Voici les idées centrales de la pensée nietzschéenne suivant le schéma adopté par B. Thomass.

• Nietzsche se veut le médecin de la maladie de l'homme appelée nihilisme : l'impression que rien n'a du sens, que la vie est sans valeur, que l'effort n'en vaut pas la peine, que tout se vaut, le bien comme le mal, richesse et pauvreté, beauté et laideur. (p.12)

• En conséquence, la philosophie des époques nihilistes – quand elles ne versent pas dans leur contraire, le fanatisme – est le scepticisme : l'homme ne sait plus énoncer de oui franc, ni de non définitif. Il y a deux scepticismes : celui de l'exigence intellectuelle qui refuse de se soumettre à tout dogme, à toute certitude rassurante, c'est le scepticisme actif.

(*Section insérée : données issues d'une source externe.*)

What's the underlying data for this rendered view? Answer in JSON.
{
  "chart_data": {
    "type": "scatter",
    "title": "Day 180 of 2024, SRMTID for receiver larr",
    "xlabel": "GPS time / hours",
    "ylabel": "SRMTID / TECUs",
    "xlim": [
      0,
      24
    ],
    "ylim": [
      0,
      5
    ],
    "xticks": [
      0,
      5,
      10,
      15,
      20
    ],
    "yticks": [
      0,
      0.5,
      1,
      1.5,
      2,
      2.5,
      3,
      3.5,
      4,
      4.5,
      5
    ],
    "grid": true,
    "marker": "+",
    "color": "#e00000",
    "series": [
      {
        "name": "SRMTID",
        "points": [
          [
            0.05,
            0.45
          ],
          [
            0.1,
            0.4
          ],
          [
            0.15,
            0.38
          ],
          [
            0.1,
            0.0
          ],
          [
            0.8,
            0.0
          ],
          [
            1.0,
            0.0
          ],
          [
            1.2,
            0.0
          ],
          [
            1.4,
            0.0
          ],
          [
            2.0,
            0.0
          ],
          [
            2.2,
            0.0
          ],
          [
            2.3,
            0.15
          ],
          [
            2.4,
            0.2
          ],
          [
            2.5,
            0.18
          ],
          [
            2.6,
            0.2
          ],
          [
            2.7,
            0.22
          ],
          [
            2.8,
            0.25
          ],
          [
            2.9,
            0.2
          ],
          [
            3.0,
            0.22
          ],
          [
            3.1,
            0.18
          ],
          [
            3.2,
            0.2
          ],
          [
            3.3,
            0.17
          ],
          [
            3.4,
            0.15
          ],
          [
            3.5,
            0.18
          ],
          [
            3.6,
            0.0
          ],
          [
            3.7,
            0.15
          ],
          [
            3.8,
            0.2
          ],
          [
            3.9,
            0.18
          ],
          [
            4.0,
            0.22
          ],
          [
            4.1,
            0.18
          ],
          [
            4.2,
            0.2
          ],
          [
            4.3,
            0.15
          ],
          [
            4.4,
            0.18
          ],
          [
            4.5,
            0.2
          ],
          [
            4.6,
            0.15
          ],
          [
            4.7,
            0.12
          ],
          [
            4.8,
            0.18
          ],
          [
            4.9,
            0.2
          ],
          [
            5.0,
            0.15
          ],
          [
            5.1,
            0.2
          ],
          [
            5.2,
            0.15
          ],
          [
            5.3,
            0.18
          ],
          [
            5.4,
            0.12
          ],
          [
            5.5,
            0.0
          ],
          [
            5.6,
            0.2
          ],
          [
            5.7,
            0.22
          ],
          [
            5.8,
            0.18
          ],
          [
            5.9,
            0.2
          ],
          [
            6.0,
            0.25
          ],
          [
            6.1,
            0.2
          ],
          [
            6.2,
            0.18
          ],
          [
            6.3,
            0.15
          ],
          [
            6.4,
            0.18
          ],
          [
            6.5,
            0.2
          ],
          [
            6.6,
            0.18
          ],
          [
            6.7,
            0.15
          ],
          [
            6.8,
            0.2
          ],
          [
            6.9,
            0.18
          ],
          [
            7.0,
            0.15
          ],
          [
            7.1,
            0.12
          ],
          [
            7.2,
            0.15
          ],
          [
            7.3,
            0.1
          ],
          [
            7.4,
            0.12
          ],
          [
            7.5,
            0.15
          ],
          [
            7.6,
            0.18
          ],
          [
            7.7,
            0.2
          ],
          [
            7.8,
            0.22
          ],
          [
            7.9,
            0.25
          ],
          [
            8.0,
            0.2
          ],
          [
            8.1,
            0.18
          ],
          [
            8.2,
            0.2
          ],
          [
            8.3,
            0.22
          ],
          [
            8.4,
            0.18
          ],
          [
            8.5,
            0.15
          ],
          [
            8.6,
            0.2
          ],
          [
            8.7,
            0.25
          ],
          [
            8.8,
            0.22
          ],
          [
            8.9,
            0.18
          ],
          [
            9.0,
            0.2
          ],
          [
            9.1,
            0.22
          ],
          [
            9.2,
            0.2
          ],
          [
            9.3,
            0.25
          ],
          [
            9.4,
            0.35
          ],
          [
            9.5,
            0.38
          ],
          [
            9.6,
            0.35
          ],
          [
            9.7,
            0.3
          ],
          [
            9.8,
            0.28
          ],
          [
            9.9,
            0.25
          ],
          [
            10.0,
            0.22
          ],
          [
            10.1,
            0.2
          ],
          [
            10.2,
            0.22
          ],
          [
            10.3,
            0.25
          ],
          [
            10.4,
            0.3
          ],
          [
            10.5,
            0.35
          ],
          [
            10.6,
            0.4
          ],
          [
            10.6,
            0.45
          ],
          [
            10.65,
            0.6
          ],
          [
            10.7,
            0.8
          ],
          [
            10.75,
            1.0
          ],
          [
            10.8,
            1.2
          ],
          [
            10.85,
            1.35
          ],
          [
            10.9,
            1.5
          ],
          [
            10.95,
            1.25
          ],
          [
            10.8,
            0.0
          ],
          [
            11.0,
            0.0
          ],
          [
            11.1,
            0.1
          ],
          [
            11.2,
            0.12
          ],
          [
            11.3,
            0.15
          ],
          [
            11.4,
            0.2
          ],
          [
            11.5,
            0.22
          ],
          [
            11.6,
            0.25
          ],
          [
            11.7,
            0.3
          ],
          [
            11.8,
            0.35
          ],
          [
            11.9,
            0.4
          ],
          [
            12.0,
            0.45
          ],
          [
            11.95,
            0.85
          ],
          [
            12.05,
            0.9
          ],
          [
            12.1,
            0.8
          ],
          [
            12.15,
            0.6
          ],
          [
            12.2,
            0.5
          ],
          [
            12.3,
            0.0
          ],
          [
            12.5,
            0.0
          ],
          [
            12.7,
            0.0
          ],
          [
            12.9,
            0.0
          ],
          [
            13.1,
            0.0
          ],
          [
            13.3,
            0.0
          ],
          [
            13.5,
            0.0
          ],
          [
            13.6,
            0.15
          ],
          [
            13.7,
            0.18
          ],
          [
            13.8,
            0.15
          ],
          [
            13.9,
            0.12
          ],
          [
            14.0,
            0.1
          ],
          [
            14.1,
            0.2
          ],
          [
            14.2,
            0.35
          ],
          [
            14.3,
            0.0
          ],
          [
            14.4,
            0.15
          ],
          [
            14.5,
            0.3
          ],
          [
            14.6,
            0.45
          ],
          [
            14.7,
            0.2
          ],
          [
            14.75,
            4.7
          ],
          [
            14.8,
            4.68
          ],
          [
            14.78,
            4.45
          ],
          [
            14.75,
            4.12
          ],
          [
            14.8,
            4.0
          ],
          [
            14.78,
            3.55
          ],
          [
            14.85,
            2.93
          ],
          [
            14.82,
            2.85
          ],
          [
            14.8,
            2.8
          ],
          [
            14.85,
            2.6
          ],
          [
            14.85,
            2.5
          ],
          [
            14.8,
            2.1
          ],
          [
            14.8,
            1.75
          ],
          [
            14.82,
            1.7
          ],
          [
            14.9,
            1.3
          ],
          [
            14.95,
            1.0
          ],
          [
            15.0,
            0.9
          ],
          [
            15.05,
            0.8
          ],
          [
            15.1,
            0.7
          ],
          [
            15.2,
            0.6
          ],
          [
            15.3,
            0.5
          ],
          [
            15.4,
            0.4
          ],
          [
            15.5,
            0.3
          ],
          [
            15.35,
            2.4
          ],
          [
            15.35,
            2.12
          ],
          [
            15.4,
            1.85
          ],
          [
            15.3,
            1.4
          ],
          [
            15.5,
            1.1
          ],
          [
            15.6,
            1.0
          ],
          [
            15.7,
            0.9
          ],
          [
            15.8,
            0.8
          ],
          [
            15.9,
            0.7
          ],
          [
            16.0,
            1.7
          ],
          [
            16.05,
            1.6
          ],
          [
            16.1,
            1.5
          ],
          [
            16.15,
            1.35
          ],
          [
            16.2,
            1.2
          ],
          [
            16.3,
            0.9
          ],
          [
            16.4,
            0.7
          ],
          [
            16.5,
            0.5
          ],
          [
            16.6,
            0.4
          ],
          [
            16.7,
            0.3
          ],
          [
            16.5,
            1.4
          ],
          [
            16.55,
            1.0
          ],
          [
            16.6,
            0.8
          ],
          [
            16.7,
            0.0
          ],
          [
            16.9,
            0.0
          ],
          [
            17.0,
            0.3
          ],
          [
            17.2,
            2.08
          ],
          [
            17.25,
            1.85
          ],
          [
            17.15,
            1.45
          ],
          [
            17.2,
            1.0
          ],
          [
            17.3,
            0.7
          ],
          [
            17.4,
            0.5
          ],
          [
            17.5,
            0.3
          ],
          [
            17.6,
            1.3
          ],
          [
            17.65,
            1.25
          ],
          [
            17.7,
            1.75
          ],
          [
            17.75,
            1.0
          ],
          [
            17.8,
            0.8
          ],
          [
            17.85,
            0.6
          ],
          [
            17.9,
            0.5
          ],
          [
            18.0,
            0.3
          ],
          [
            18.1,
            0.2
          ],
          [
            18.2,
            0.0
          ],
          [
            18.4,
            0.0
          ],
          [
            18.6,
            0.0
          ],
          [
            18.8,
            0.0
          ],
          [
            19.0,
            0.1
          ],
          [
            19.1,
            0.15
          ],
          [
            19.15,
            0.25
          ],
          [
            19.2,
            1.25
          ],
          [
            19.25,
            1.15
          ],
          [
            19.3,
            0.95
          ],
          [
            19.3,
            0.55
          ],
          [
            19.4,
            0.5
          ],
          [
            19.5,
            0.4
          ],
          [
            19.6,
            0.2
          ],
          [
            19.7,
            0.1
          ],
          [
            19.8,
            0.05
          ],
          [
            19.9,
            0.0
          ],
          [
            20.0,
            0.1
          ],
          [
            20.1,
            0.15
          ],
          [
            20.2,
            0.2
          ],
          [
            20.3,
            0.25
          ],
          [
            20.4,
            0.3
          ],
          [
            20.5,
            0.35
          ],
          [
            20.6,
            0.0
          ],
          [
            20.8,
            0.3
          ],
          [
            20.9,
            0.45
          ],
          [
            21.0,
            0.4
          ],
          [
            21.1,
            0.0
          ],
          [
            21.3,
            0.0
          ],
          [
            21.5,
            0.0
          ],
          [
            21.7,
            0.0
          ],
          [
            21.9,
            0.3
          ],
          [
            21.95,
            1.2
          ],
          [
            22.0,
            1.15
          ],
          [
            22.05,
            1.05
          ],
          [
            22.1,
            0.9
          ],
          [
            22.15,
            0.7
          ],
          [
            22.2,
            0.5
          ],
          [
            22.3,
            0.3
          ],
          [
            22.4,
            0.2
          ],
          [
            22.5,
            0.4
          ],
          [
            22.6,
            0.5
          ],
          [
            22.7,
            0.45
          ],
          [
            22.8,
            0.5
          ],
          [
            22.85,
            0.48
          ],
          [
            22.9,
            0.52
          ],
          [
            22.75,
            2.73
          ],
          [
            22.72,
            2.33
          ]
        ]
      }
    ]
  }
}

L'autre, passif, est las, ramolli et fatigué, celui de ceux qui sont soulagés de ne plus porter le poids d'une croyance et de ses exigences. (p.24)

• Le bonheur n'est pas un but mais un effet secondaire de l'effort, de la volonté, du désir, de la projection hors de soi. Le bonheur tranquille, dépourvu d'enjeu, de contenu, de but n'est qu'un vide défini par ce qu'il n'est pas : absence de danger, d'agitation, de douleur. (p.27)

• Nos lois, nos institutions ne visent pas à favoriser l'intensité de la vie, mais à décourager ou interdire ce qui pourrait lui nuire. Ainsi, c'est la peur qui nous gouverne au lieu du désir. […]... nous stérilisons le hasard. (p.29)

• Chaque unité de vie, humaine, animale, végétale est animée par le même sens : le besoin de croître, augmenter, s'épandre, s'intensifier, se renforcer. C'est la fameuse volonté de puissance qui pour Nietzsche anime tout le vivant. Et même la soumission est une manifestation de cette volonté, car se soumettre à une autorité permet de participer à cette force dominante, d'en devenir le parasite et s'en servir pour soumettre ce qui est plus faible. (p.50)

[La notion de (volonté de) puissance, issue des sciences du vivant (biologie), est décrite dans "Nietzsche et la vie" de Barbara Stiegler, pp 211 et suiv + p 221-222] 
Nietzsche par E. Munch ( 1906)

• La morale aristocratique chère au philosophe allemand manifeste le contentement d'être soi-même, de la gratitude envers la vie : « Nous les nobles, nous les bons, les beaux, les heureux ! ». (p.65)

• Critique virulente du christianisme tel que le philosophe l'a vécu. Il lui reproche de célébrer la pauvreté spirituelle, l'humilité, la laideur, le dénuement, c'est-à-dire le contraire d'une vie riche et intense. Le christianisme veut détruire ce qui est vivant, renforce et séduit au profit de ce qui affaiblit, déprime et étrangle la vie, en exaltant comme réalité ultime des vacuités mensongères telles que l'au-delà, la vie éternelle, la résurrection l'âme, etc... Thomass ajoute que la cruauté avec laquelle cette religion a persécuté ses ennemis a été fidèlement copiée par des défenseurs d'utopies communistes. Il insiste sur le mécanisme qui abonde dans nos vies où l'érection d'un idéal n'est que le cache-misère d'un profond dégoût pour la réalité.

La religion chrétienne créerait sa morale en niant les valeurs aristocratiques. Tout ce que l'aristocrate jugeait « mauvais » devient « bon » par contradiction. Le renversement de la valeur accordée à la force vitale conduit à transformer la faiblesse en mérite, l'impuissance en bonté, la crainte en humilité, la lâcheté devient patience, la vengeance devient justice,... jusqu'à ce que la haine pour les maîtres deviennent « amour ». (p.66)

On comprend ici que les conceptions nietzschéennes puissent susciter de vifs débats, de grandes contestations et remises en question des valeurs égalitaristes et démocratiques.

Je propose de revenir dans un second billet sur d'autres notions nietzschéennes essentielles, particulièrement celles qui ont été mal interprétées, voire détournées, que l'auteur de ce livre tente de restituer à une place qu'il juge conforme.